I was the first subject in this experiment. When I experienced this slowing I found to my surprise that I could not overcome it—repeating the task did not make me faster. If I tried to go faster, I just started making errors when I was trying to give the same response to flower names and unpleasant words. This was a mind-opener.
About a month later, I modified the task by replacing the flowers and insects with the names of famous White and Black people. My thought was, if this works for flowers and insects, maybe we could use the same task to measure something that we had not yet begun to call implicit race attitudes. To my dismay, but also with some excitement, I discovered that the names of famous Black people were functioning much like the names of insects. I had a difficult time responding rapidly when I had to give the same response to famous Black people and to pleasant words. Shortly thereafter, I persuaded Mahzarin to start using this task in her lab at Yale. One of the students whom she brought along on this work was [Situationist contributor] Brian Nosek, who ever since has been a very important collaborator in this research.
BANAJI: What is remarkable about this test, which is called the Implicit Association Test—the IAT—is that it allows you to be a subject in your own experiment. Most scientists do not have the remarkable experience of being the object of study in their own research.
If you are a physicist, you cannot be the material object that you are studying. If you are a psychologist, you cannot be the subject because you know the hypothesis. But when you study the unconscious aspects of the mind, you can! You can have the experience of having your hand NOT do what your mind is willing it to do. That may be part of the appeal of the test.
How does the test work?
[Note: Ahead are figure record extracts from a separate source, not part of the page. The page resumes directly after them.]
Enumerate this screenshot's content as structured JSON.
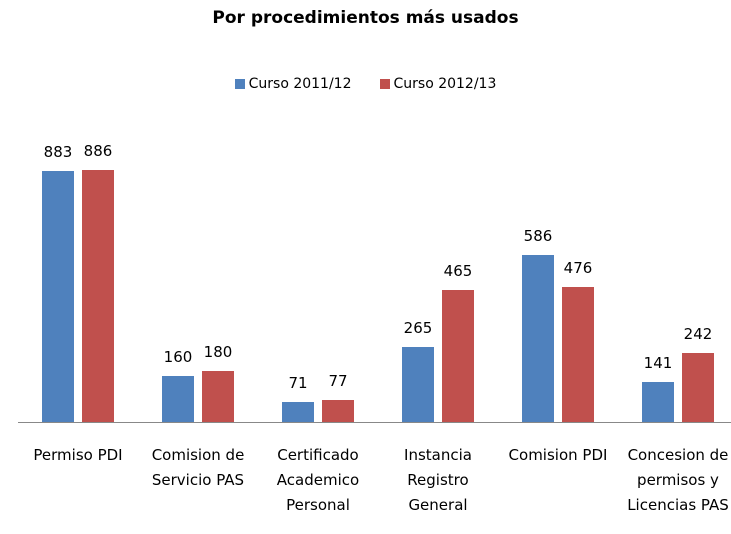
{
  "chart_data": {
    "type": "bar",
    "title": "Por procedimientos más usados",
    "categories": [
      "Permiso PDI",
      "Comision de Servicio PAS",
      "Certificado Academico Personal",
      "Instancia Registro General",
      "Comision PDI",
      "Concesion de permisos y Licencias PAS"
    ],
    "series": [
      {
        "name": "Curso 2011/12",
        "color": "#4f81bd",
        "values": [
          883,
          160,
          71,
          265,
          586,
          141
        ]
      },
      {
        "name": "Curso 2012/13",
        "color": "#c0504d",
        "values": [
          886,
          180,
          77,
          465,
          476,
          242
        ]
      }
    ],
    "legend": "top",
    "grid": false
  }
}
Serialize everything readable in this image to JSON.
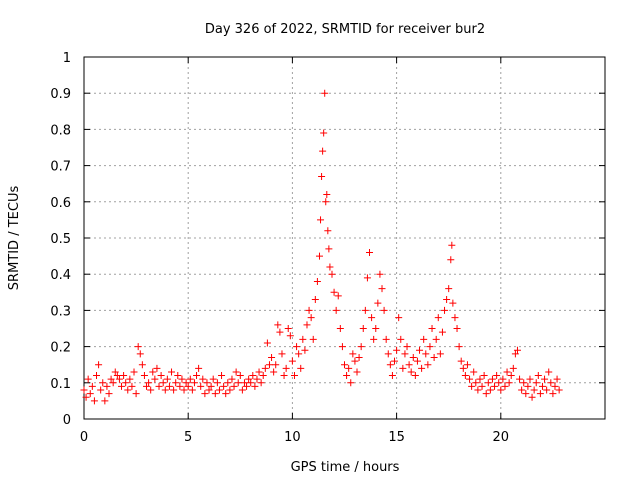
{
  "chart_data": {
    "type": "scatter",
    "title": "Day 326 of 2022, SRMTID for receiver bur2",
    "xlabel": "GPS time / hours",
    "ylabel": "SRMTID / TECUs",
    "xlim": [
      0,
      25
    ],
    "ylim": [
      0,
      1
    ],
    "x_ticks": [
      0,
      5,
      10,
      15,
      20
    ],
    "x_tick_labels": [
      "0",
      "5",
      "10",
      "15",
      "20"
    ],
    "y_ticks": [
      0,
      0.1,
      0.2,
      0.3,
      0.4,
      0.5,
      0.6,
      0.7,
      0.8,
      0.9,
      1
    ],
    "y_tick_labels": [
      "0",
      "0.1",
      "0.2",
      "0.3",
      "0.4",
      "0.5",
      "0.6",
      "0.7",
      "0.8",
      "0.9",
      "1"
    ],
    "grid": true,
    "marker": "+",
    "color": "#ff0000",
    "series": [
      {
        "name": "bur2",
        "points": [
          [
            0.0,
            0.08
          ],
          [
            0.1,
            0.06
          ],
          [
            0.2,
            0.11
          ],
          [
            0.3,
            0.07
          ],
          [
            0.4,
            0.09
          ],
          [
            0.5,
            0.05
          ],
          [
            0.6,
            0.12
          ],
          [
            0.7,
            0.15
          ],
          [
            0.8,
            0.08
          ],
          [
            0.9,
            0.1
          ],
          [
            1.0,
            0.05
          ],
          [
            1.1,
            0.09
          ],
          [
            1.2,
            0.07
          ],
          [
            1.3,
            0.11
          ],
          [
            1.4,
            0.1
          ],
          [
            1.5,
            0.13
          ],
          [
            1.6,
            0.12
          ],
          [
            1.7,
            0.11
          ],
          [
            1.8,
            0.09
          ],
          [
            1.9,
            0.12
          ],
          [
            2.0,
            0.1
          ],
          [
            2.1,
            0.08
          ],
          [
            2.2,
            0.11
          ],
          [
            2.3,
            0.09
          ],
          [
            2.4,
            0.13
          ],
          [
            2.5,
            0.07
          ],
          [
            2.6,
            0.2
          ],
          [
            2.7,
            0.18
          ],
          [
            2.8,
            0.15
          ],
          [
            2.9,
            0.12
          ],
          [
            3.0,
            0.09
          ],
          [
            3.1,
            0.1
          ],
          [
            3.2,
            0.08
          ],
          [
            3.3,
            0.13
          ],
          [
            3.4,
            0.11
          ],
          [
            3.5,
            0.14
          ],
          [
            3.6,
            0.09
          ],
          [
            3.7,
            0.12
          ],
          [
            3.8,
            0.1
          ],
          [
            3.9,
            0.08
          ],
          [
            4.0,
            0.11
          ],
          [
            4.1,
            0.09
          ],
          [
            4.2,
            0.13
          ],
          [
            4.3,
            0.08
          ],
          [
            4.4,
            0.1
          ],
          [
            4.5,
            0.12
          ],
          [
            4.6,
            0.09
          ],
          [
            4.7,
            0.11
          ],
          [
            4.8,
            0.08
          ],
          [
            4.9,
            0.1
          ],
          [
            5.0,
            0.09
          ],
          [
            5.1,
            0.11
          ],
          [
            5.2,
            0.08
          ],
          [
            5.3,
            0.1
          ],
          [
            5.4,
            0.12
          ],
          [
            5.5,
            0.14
          ],
          [
            5.6,
            0.09
          ],
          [
            5.7,
            0.11
          ],
          [
            5.8,
            0.07
          ],
          [
            5.9,
            0.1
          ],
          [
            6.0,
            0.08
          ],
          [
            6.1,
            0.09
          ],
          [
            6.2,
            0.11
          ],
          [
            6.3,
            0.07
          ],
          [
            6.4,
            0.1
          ],
          [
            6.5,
            0.08
          ],
          [
            6.6,
            0.12
          ],
          [
            6.7,
            0.09
          ],
          [
            6.8,
            0.07
          ],
          [
            6.9,
            0.1
          ],
          [
            7.0,
            0.08
          ],
          [
            7.1,
            0.11
          ],
          [
            7.2,
            0.09
          ],
          [
            7.3,
            0.13
          ],
          [
            7.4,
            0.1
          ],
          [
            7.5,
            0.12
          ],
          [
            7.6,
            0.08
          ],
          [
            7.7,
            0.1
          ],
          [
            7.8,
            0.09
          ],
          [
            7.9,
            0.11
          ],
          [
            8.0,
            0.1
          ],
          [
            8.1,
            0.12
          ],
          [
            8.2,
            0.09
          ],
          [
            8.3,
            0.11
          ],
          [
            8.4,
            0.13
          ],
          [
            8.5,
            0.1
          ],
          [
            8.6,
            0.12
          ],
          [
            8.7,
            0.14
          ],
          [
            8.8,
            0.21
          ],
          [
            8.9,
            0.15
          ],
          [
            9.0,
            0.17
          ],
          [
            9.1,
            0.13
          ],
          [
            9.2,
            0.15
          ],
          [
            9.3,
            0.26
          ],
          [
            9.4,
            0.24
          ],
          [
            9.5,
            0.18
          ],
          [
            9.6,
            0.12
          ],
          [
            9.7,
            0.14
          ],
          [
            9.8,
            0.25
          ],
          [
            9.9,
            0.23
          ],
          [
            10.0,
            0.16
          ],
          [
            10.1,
            0.12
          ],
          [
            10.2,
            0.2
          ],
          [
            10.3,
            0.18
          ],
          [
            10.4,
            0.14
          ],
          [
            10.5,
            0.22
          ],
          [
            10.6,
            0.19
          ],
          [
            10.7,
            0.26
          ],
          [
            10.8,
            0.3
          ],
          [
            10.9,
            0.28
          ],
          [
            11.0,
            0.22
          ],
          [
            11.1,
            0.33
          ],
          [
            11.2,
            0.38
          ],
          [
            11.3,
            0.45
          ],
          [
            11.35,
            0.55
          ],
          [
            11.4,
            0.67
          ],
          [
            11.45,
            0.74
          ],
          [
            11.5,
            0.79
          ],
          [
            11.55,
            0.9
          ],
          [
            11.6,
            0.6
          ],
          [
            11.65,
            0.62
          ],
          [
            11.7,
            0.52
          ],
          [
            11.75,
            0.47
          ],
          [
            11.8,
            0.42
          ],
          [
            11.9,
            0.4
          ],
          [
            12.0,
            0.35
          ],
          [
            12.1,
            0.3
          ],
          [
            12.2,
            0.34
          ],
          [
            12.3,
            0.25
          ],
          [
            12.4,
            0.2
          ],
          [
            12.5,
            0.15
          ],
          [
            12.6,
            0.12
          ],
          [
            12.7,
            0.14
          ],
          [
            12.8,
            0.1
          ],
          [
            12.9,
            0.18
          ],
          [
            13.0,
            0.16
          ],
          [
            13.1,
            0.13
          ],
          [
            13.2,
            0.17
          ],
          [
            13.3,
            0.2
          ],
          [
            13.4,
            0.25
          ],
          [
            13.5,
            0.3
          ],
          [
            13.6,
            0.39
          ],
          [
            13.7,
            0.46
          ],
          [
            13.8,
            0.28
          ],
          [
            13.9,
            0.22
          ],
          [
            14.0,
            0.25
          ],
          [
            14.1,
            0.32
          ],
          [
            14.2,
            0.4
          ],
          [
            14.3,
            0.36
          ],
          [
            14.4,
            0.3
          ],
          [
            14.5,
            0.22
          ],
          [
            14.6,
            0.18
          ],
          [
            14.7,
            0.15
          ],
          [
            14.8,
            0.12
          ],
          [
            14.9,
            0.16
          ],
          [
            15.0,
            0.19
          ],
          [
            15.1,
            0.28
          ],
          [
            15.2,
            0.22
          ],
          [
            15.3,
            0.14
          ],
          [
            15.4,
            0.18
          ],
          [
            15.5,
            0.2
          ],
          [
            15.6,
            0.15
          ],
          [
            15.7,
            0.13
          ],
          [
            15.8,
            0.17
          ],
          [
            15.9,
            0.12
          ],
          [
            16.0,
            0.16
          ],
          [
            16.1,
            0.19
          ],
          [
            16.2,
            0.14
          ],
          [
            16.3,
            0.22
          ],
          [
            16.4,
            0.18
          ],
          [
            16.5,
            0.15
          ],
          [
            16.6,
            0.2
          ],
          [
            16.7,
            0.25
          ],
          [
            16.8,
            0.17
          ],
          [
            16.9,
            0.22
          ],
          [
            17.0,
            0.28
          ],
          [
            17.1,
            0.18
          ],
          [
            17.2,
            0.24
          ],
          [
            17.3,
            0.3
          ],
          [
            17.4,
            0.33
          ],
          [
            17.5,
            0.36
          ],
          [
            17.6,
            0.44
          ],
          [
            17.65,
            0.48
          ],
          [
            17.7,
            0.32
          ],
          [
            17.8,
            0.28
          ],
          [
            17.9,
            0.25
          ],
          [
            18.0,
            0.2
          ],
          [
            18.1,
            0.16
          ],
          [
            18.2,
            0.14
          ],
          [
            18.3,
            0.12
          ],
          [
            18.4,
            0.15
          ],
          [
            18.5,
            0.11
          ],
          [
            18.6,
            0.09
          ],
          [
            18.7,
            0.13
          ],
          [
            18.8,
            0.1
          ],
          [
            18.9,
            0.08
          ],
          [
            19.0,
            0.11
          ],
          [
            19.1,
            0.09
          ],
          [
            19.2,
            0.12
          ],
          [
            19.3,
            0.07
          ],
          [
            19.4,
            0.1
          ],
          [
            19.5,
            0.08
          ],
          [
            19.6,
            0.11
          ],
          [
            19.7,
            0.09
          ],
          [
            19.8,
            0.12
          ],
          [
            19.9,
            0.1
          ],
          [
            20.0,
            0.08
          ],
          [
            20.1,
            0.11
          ],
          [
            20.2,
            0.09
          ],
          [
            20.3,
            0.13
          ],
          [
            20.4,
            0.1
          ],
          [
            20.5,
            0.12
          ],
          [
            20.6,
            0.14
          ],
          [
            20.7,
            0.18
          ],
          [
            20.8,
            0.19
          ],
          [
            20.9,
            0.11
          ],
          [
            21.0,
            0.08
          ],
          [
            21.1,
            0.1
          ],
          [
            21.2,
            0.07
          ],
          [
            21.3,
            0.09
          ],
          [
            21.4,
            0.11
          ],
          [
            21.5,
            0.06
          ],
          [
            21.6,
            0.08
          ],
          [
            21.7,
            0.1
          ],
          [
            21.8,
            0.12
          ],
          [
            21.9,
            0.07
          ],
          [
            22.0,
            0.09
          ],
          [
            22.1,
            0.11
          ],
          [
            22.2,
            0.08
          ],
          [
            22.3,
            0.13
          ],
          [
            22.4,
            0.1
          ],
          [
            22.5,
            0.07
          ],
          [
            22.6,
            0.09
          ],
          [
            22.7,
            0.11
          ],
          [
            22.8,
            0.08
          ]
        ]
      }
    ]
  }
}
Well, I intend to associate white with good as quickly as I associate black with good—that is my conscious goal—but I fail to do that. [See brief video above for quick summary of how IAT works.] It has to be fascinating to anybody to discover that they cannot do something simple that they will themselves to do. When we failed our own tests, we decided that this was of course for the scientific journals, but also for wider access. When in 1998 we decided that this was probably worth sharing with a wider audience than our own students, we asked, What would Galileo do, and we put it on the web.
We were stunned that within the first month with no advertising on our part, just media coverage — we had 40,000 completed tests. We had clearly struck a chord or a nerve (depending on the participant’s response!).
The test is unusual in that it provokes a reaction of surprise, even astonishment. It is both a tool to understand what goes on invisibly in our minds but it is also a catalyst for insight. And once it has suggested to us and we may contain the views of multitudes, we can ask “Am I leading my life the way I want to?” It is a unique test in that regard.